Joel and Maria, all the way from sunny California, vacationing in Europe for the first time. Last night they were in Paris, and tonight is their first night in London. A Pokémon convention tomorrow brings them to the city, but they want to spend their first evening at The Shed.

I ask them to put on blindfolds, and they look terrified, but after the two actresses who’ve arrived at the same time agree, they nod.

I lead the four, hand in hand, into the garden. As we approach the house, Maria says, “I can hear the sound of a kitchen!” No, Maria, you cannot. The blindfolds come off. The Americans are silent.

“We serve moods here. I’ll interpret yours and bring a dish that suits. Maria, I get a homely energy from you. Joel? I’m feeling “cool,” right?”

I rush into the kitchen and grab two main dishes off Joe. As per my request, the DJ triggers “ding” sounds frequently to disguise the noise of our microwave.

I place the pair’s dishes down, move away, and, observing from a distance, watch them stare at their macaroni and cheese. Maria takes out her phone for a photo, looks at the meal through her camera, pauses, then puts her phone away without taking a picture.

The evening crawls by. Joel spots the two on the roof above him and can’t stop looking. After 40 very quiet minutes, the couple leaves. Joel looks furious.

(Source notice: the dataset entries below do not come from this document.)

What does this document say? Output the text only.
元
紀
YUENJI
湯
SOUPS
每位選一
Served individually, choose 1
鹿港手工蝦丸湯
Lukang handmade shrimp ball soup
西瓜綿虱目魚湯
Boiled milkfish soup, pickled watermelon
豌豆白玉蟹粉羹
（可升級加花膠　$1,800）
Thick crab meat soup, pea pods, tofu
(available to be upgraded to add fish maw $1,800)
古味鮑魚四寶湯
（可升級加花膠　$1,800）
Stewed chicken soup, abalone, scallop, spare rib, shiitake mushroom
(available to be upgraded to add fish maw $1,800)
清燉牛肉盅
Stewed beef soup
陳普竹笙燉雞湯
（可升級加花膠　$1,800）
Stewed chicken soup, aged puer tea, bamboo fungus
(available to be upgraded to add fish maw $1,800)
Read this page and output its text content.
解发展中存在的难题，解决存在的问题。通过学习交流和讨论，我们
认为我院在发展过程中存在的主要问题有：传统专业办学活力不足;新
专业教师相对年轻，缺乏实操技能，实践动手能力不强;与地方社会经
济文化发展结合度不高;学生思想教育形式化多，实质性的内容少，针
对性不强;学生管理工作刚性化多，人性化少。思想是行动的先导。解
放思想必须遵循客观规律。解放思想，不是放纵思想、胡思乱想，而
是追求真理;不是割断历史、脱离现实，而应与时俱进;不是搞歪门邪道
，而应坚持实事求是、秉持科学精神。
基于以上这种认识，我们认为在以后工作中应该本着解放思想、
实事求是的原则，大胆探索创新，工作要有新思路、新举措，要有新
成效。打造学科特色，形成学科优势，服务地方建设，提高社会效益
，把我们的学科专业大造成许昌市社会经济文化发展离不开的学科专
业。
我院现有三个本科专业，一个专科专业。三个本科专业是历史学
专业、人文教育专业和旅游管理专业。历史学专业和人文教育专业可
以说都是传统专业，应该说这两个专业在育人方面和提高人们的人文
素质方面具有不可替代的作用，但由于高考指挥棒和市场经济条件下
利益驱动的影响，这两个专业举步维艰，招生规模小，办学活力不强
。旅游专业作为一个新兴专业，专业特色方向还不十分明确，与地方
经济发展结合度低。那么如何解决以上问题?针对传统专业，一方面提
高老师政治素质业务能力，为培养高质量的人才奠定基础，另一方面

In the meantime, two locals arrive, full of questions about the place. I let Phoebe take the lead with them, as I’ve got a table of four to deal with.

After seating them and disappearing to grab drinks, I hear a scream from the kitchen. Outside, a lady runs across the restaurant, squealing. Trevor—oh, good time to introduce Trevor, the man I hired the chickens from—is following her, clutching a chicken flapping its wings.

Trevor with a chicken

I snatch the chicken off Trevor and stuff it in the playhouse. As things calm down, the woman’s friends begin to laugh. “Why do you have chickens?” they ask. “It’s pick your chicken! We cook the one you like the look of.” Their expressions sour. “But I thought you were a vegetarian restaurant? I found you because you’re the top-rated veggie restaurant in London.”

My heart skips a beat—I hadn’t thought of this. “Top in all of London, you mean!” I smile. We’re fucked.

People seem to be enjoying the food, but I can’t stop thinking flapping chicken. We need to make a good impression on the table of four.

I feel a tap on my shoulder; it’s one of them, a man, who informs me it’s his friend’s birthday. An opportunity to impress arises.

I have a quiet word with my friend and comedian, Lolly Adefope, who’s going to privately sing “Happy Birthday” to the birthday-haver. Lolly begins, shushing people who join in until it’s just her. It’s truly beautiful.

But probably not enough. The other real table of two leave, and I see out our foursome. I apologize as we go, bumbling about new menus and difficult circumstances. In the midst of my wittering, I’m stopped. “Yeah, so about availability,” the lady says. “Now that we’ve been once, is that easier?”


“Yeah, is it easier for us to book a table now?” her husband jumps in.

“Yeah, it would be nice to come again.”

I’m absolutely speechless.

“Uh, that’s certainly something we can look at.”

They wave goodbye and disappear into the night.

By this point, the restaurant has slipped considerably in the rankings (the page has now been deleted, but an archived version is available here), but we were in the top spot for almost two weeks, and that’s obviously had an effect.

I barrel down the garden and scream the news: “They want to book again!” Joe, Trevor—all the crew—look at me. We erupt into laughter. “I’m not surprised,” says Phoebe, showing me the customers’ feedback, which is roundly excellent—possibly because I didn’t charge any of them for anything (the whole evening was free because “we were documenting it for a TV show”), but also possibly because they really did have an excellent time.

So there we go: I invited people into a hastily-assembled collection of chairs outside of my shed, and they left thinking it really could be the best restaurant in London—just on the basis of a TripAdvisor rating. You could look at this cynically—argue that the odor of the internet is so strong nowadays that people can no longer use their senses properly. But I like to be positive. If I can transform my garden into London’s best restaurant, literally anything is possible.